8.       Place in motion a continually evolving and dynamic plan that incrementally begins to manage care for the population.  It should contemplate a team approach, led by the Organizational Hub, but employ the skills and resources of all the assets of the community in which the population resides.  Care must be coordinated across the continuum of care, specialized for the patients based upon the stratification of risk groups.  The healthy group should receive wellness and prevention programs; the rising-risk group will need frequent screening for the condition for which they are at risk and interventions to encourage lifestyle changes, and the high-risk group will need care strategies to prevent further complications of their disease or diseases (as is frequently the case).

9.       Consider an investment in a lean, scalable care team that can expand the physician staff’s capabilities to effect population health management and allow practitioners to practice at the top of their respective licenses, doing what they presumably like doing best.

Strategically deployed advanced practitioners can greatly improve patient interaction and relieve physicians of time commitments. An expanded role for pharmacists can accelerate access to care, monitor medication therapy management, and prevent readmissions to the hospital.  Robust extended-care resource teams can provide the necessary patient monitoring and interaction to effect lifestyle change and assure patient compliance with care plans.  The care team can be empowered to care, communicate, and coordinate – all keys to managing care.  An integrated behavioral health function can have dramatic impact on patients’ compliance with care plans and significantly assist patients with co-morbidities.

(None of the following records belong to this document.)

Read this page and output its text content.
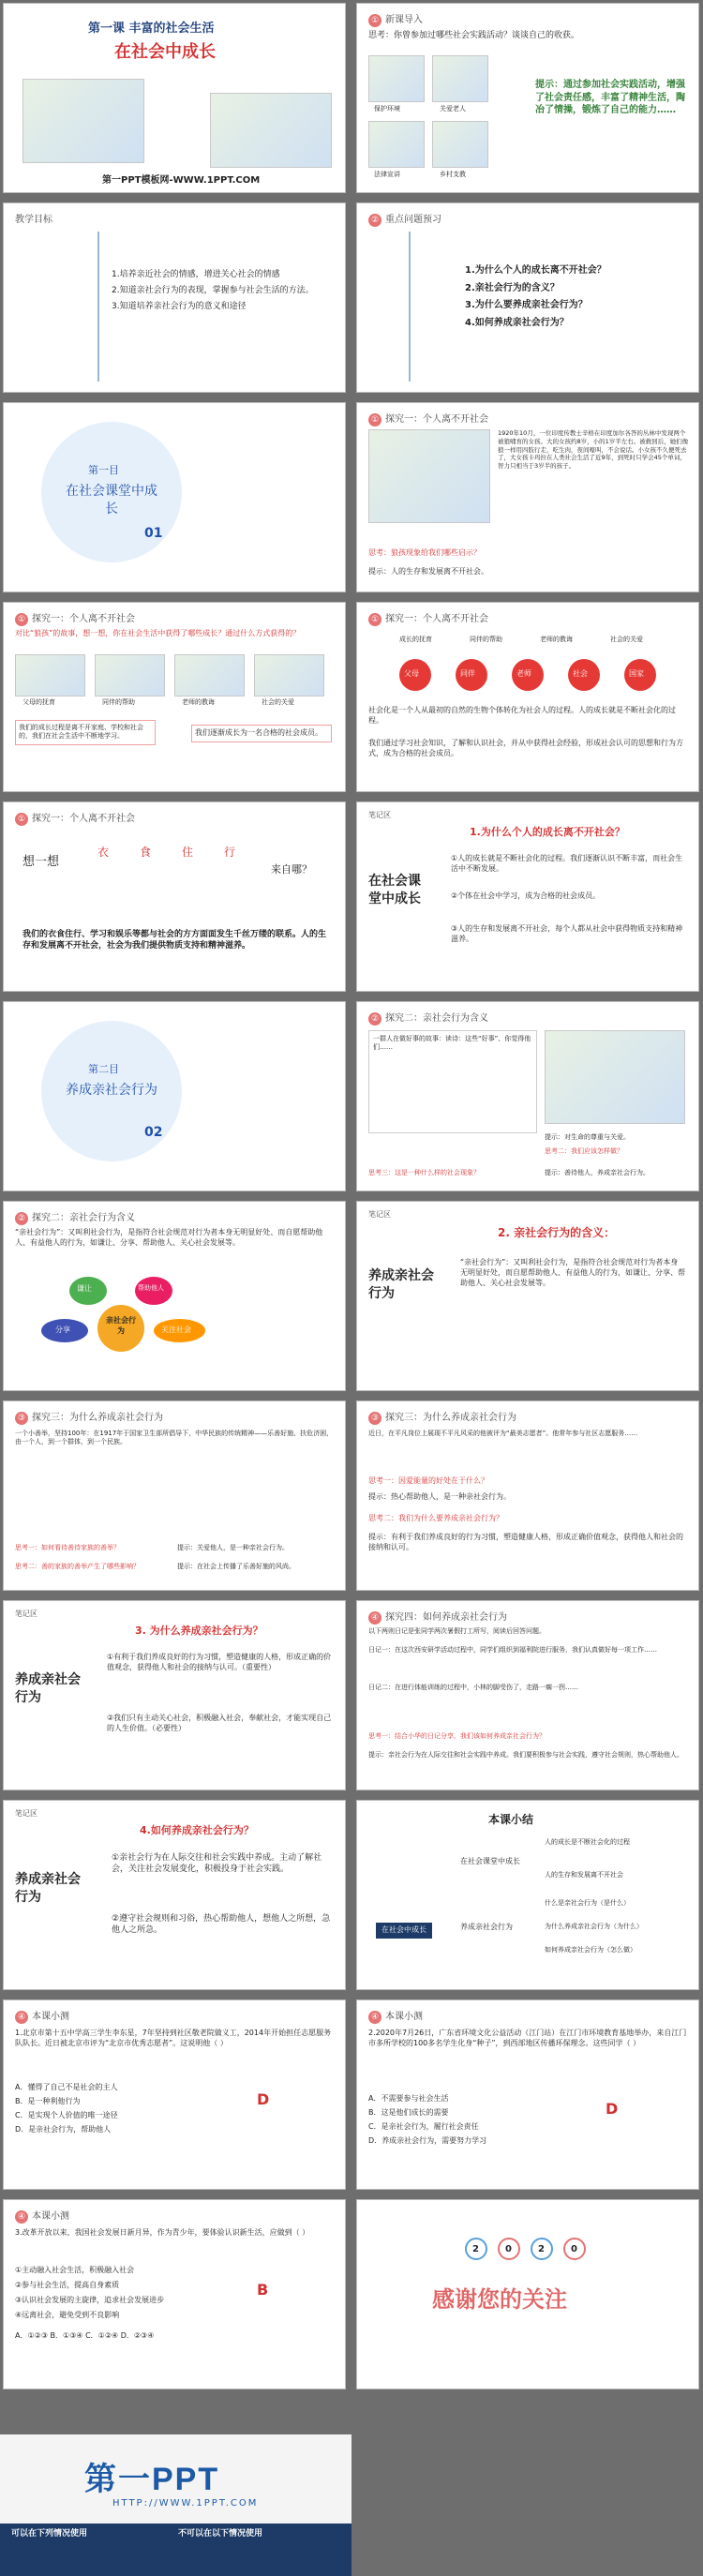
第一课 丰富的社会生活
在社会中成长
第一PPT模板网-WWW.1PPT.COM
① 新课导入
思考：你曾参加过哪些社会实践活动？谈谈自己的收获。
保护环境	关爱老人
法律宣讲	乡村支教
提示：通过参加社会实践活动，增强了社会责任感，丰富了精神生活，陶冶了情操，锻炼了自己的能力……
教学目标
1.培养亲近社会的情感，增进关心社会的情感
2.知道亲社会行为的表现，掌握参与社会生活的方法。
3.知道培养亲社会行为的意义和途径
② 重点问题预习
1.为什么个人的成长离不开社会？
2.亲社会行为的含义？
3.为什么要养成亲社会行为？
4.如何养成亲社会行为？
第一目
在社会课堂中成长
01
① 探究一：个人离不开社会
1920年10月，一位印度传教士辛格在印度加尔各答的丛林中发现两个被狼哺育的女孩。大的女孩约8岁，小的1岁半左右。被救回后，她们像狼一样用四肢行走，吃生肉，夜间嚎叫，不会说话。小女孩不久便死去了，大女孩卡玛拉在人类社会生活了近9年，到死时只学会45个单词，智力只相当于3岁半的孩子。
思考：狼孩现象给我们哪些启示？
提示：人的生存和发展离不开社会。
① 探究一：个人离不开社会
对比“狼孩”的故事，想一想，你在社会生活中获得了哪些成长？通过什么方式获得的？
父母的抚育	同伴的帮助	老师的教诲	社会的关爱
我们的成长过程是离不开家庭、学校和社会的，我们在社会生活中不断地学习。	我们逐渐成长为一名合格的社会成员。
① 探究一：个人离不开社会
成长的抚育	同伴的帮助	老师的教诲	社会的关爱
父母	同伴	老师	社会	国家
社会化是一个人从最初的自然的生物个体转化为社会人的过程。人的成长就是不断社会化的过程。
我们通过学习社会知识，了解和认识社会，并从中获得社会经验，形成社会认可的思想和行为方式，成为合格的社会成员。
① 探究一：个人离不开社会
想一想
衣	食	住	行
来自哪？
我们的衣食住行、学习和娱乐等都与社会的方方面面发生千丝万缕的联系。人的生存和发展离不开社会，社会为我们提供物质支持和精神滋养。
笔记区
在社会课堂中成长
1.为什么个人的成长离不开社会？
①人的成长就是不断社会化的过程。我们逐渐认识不断丰富，而社会生活中不断发展。
②个体在社会中学习，成为合格的社会成员。
③人的生存和发展离不开社会，每个人都从社会中获得物质支持和精神滋养。
第二目
养成亲社会行为
02
② 探究二：亲社会行为含义
一群人在做好事的故事：读诗：这些“好事”、你觉得他们……
提示：对生命的尊重与关爱。
思考二：我们应该怎样做？
思考三：这是一种什么样的社会现象？	提示：善待他人，养成亲社会行为。
② 探究二：亲社会行为含义
“亲社会行为”：又叫利社会行为，是指符合社会规范对行为者本身无明显好处、而自愿帮助他人、有益他人的行为，如谦让、分享、帮助他人、关心社会发展等。
亲社会行为
谦让	帮助他人
分享	关注社会
笔记区
养成亲社会行为
2. 亲社会行为的含义：
“亲社会行为”：又叫利社会行为，是指符合社会规范对行为者本身无明显好处，而自愿帮助他人、有益他人的行为，如谦让、分享、帮助他人、关心社会发展等。
③ 探究三：为什么养成亲社会行为
一个小善举，坚持100年：在1917年于国家卫生部所倡导下，中华民族的传统精神——乐善好施、扶危济困，由一个人，到一个群体，到一个民族。
思考一：如何看待善待家族的善举？	提示：关爱他人，是一种亲社会行为。
思考二：善的家族的善举产生了哪些影响？	提示：在社会上传播了乐善好施的风尚。
③ 探究三：为什么养成亲社会行为
近日，在平凡岗位上展现不平凡风采的他被评为“最美志愿者”。他常年参与社区志愿服务……
思考一：因爱能量的好处在于什么？
提示：热心帮助他人，是一种亲社会行为。
思考二：我们为什么要养成亲社会行为？
提示：有利于我们养成良好的行为习惯，塑造健康人格，形成正确价值观念，获得他人和社会的接纳和认可。
笔记区
养成亲社会行为
3. 为什么养成亲社会行为？
①有利于我们养成良好的行为习惯，塑造健康的人格，形成正确的价值观念，获得他人和社会的接纳与认可。（重要性）
②我们只有主动关心社会，积极融入社会，奉献社会，才能实现自己的人生价值。（必要性）
④ 探究四：如何养成亲社会行为
以下两则日记是张同学两次暑假打工所写，阅读后回答问题。
日记一：在这次西安研学活动过程中，同学们组织到福利院进行服务，我们认真做好每一项工作……
日记二：在进行体能训练的过程中，小林的脚受伤了，走路一瘸一拐……
思考一：结合小华的日记分享，我们该如何养成亲社会行为？
提示：亲社会行为在人际交往和社会实践中养成。我们要积极参与社会实践，遵守社会规则，热心帮助他人。
笔记区
养成亲社会行为
4.如何养成亲社会行为？
①亲社会行为在人际交往和社会实践中养成。主动了解社会，关注社会发展变化，积极投身于社会实践。
②遵守社会规则和习俗，热心帮助他人，想他人之所想，急他人之所急。
本课小结
在社会中成长
在社会课堂中成长
养成亲社会行为
人的成长是不断社会化的过程
人的生存和发展离不开社会
什么是亲社会行为（是什么）
为什么养成亲社会行为（为什么）
如何养成亲社会行为（怎么做）
④ 本课小测
1.北京市第十五中学高三学生李东星，7年坚持到社区敬老院做义工，2014年开始担任志愿服务队队长。近日被北京市评为“北京市优秀志愿者”。这说明他（ ）
A．懂得了自己不是社会的主人
B．是一种利他行为
C．是实现个人价值的唯一途径
D．是亲社会行为，帮助他人
D
④ 本课小测
2.2020年7月26日，广东省环境文化公益活动（江门站）在江门市环境教育基地举办，来自江门市多所学校的100多名学生化身“种子”，到西部地区传播环保理念。这些同学（ ）
A．不需要参与社会生活
B．这是他们成长的需要
C．是亲社会行为，履行社会责任
D．养成亲社会行为，需要努力学习
D
④ 本课小测
3.改革开放以来，我国社会发展日新月异，作为青少年，要体验认识新生活，应做到（ ）
①主动融入社会生活，积极融入社会
②参与社会生活，提高自身素质
③认识社会发展的主旋律，追求社会发展进步
④远离社会，避免受到不良影响
A．①②③ B．①③④ C．①②④ D．②③④
B
2	0	2	0
感谢您的关注
第一PPT
HTTP://WWW.1PPT.COM
可以在下列情况使用	不可以在以下情况使用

10.   Measure and compare outcomes with baseline data to demonstrate progress and success.  The basic IT system used will need the capability to identify clinical processes, care outcomes, cost of care, and patient satisfaction scores.  A system of continual process improvement will need to be implemented wherein the outcomes measured can identify areas that are capable of improvement so that the planning team can address those gaps and continue to advance capability and improve process.

Ultimately, population health is defined by the healthcare executives, clinicians, community stakeholders, and individuals comprising the population in question.  The definition emerges from the process of harmonizing the views and talents of those seeking to positively impact the population’s health status.  Each aspect of population health identified above – clinical, organizational, and technical – must be uniquely adapted to address the multiple needs of the defined population and the complexity of environmental factors within its community.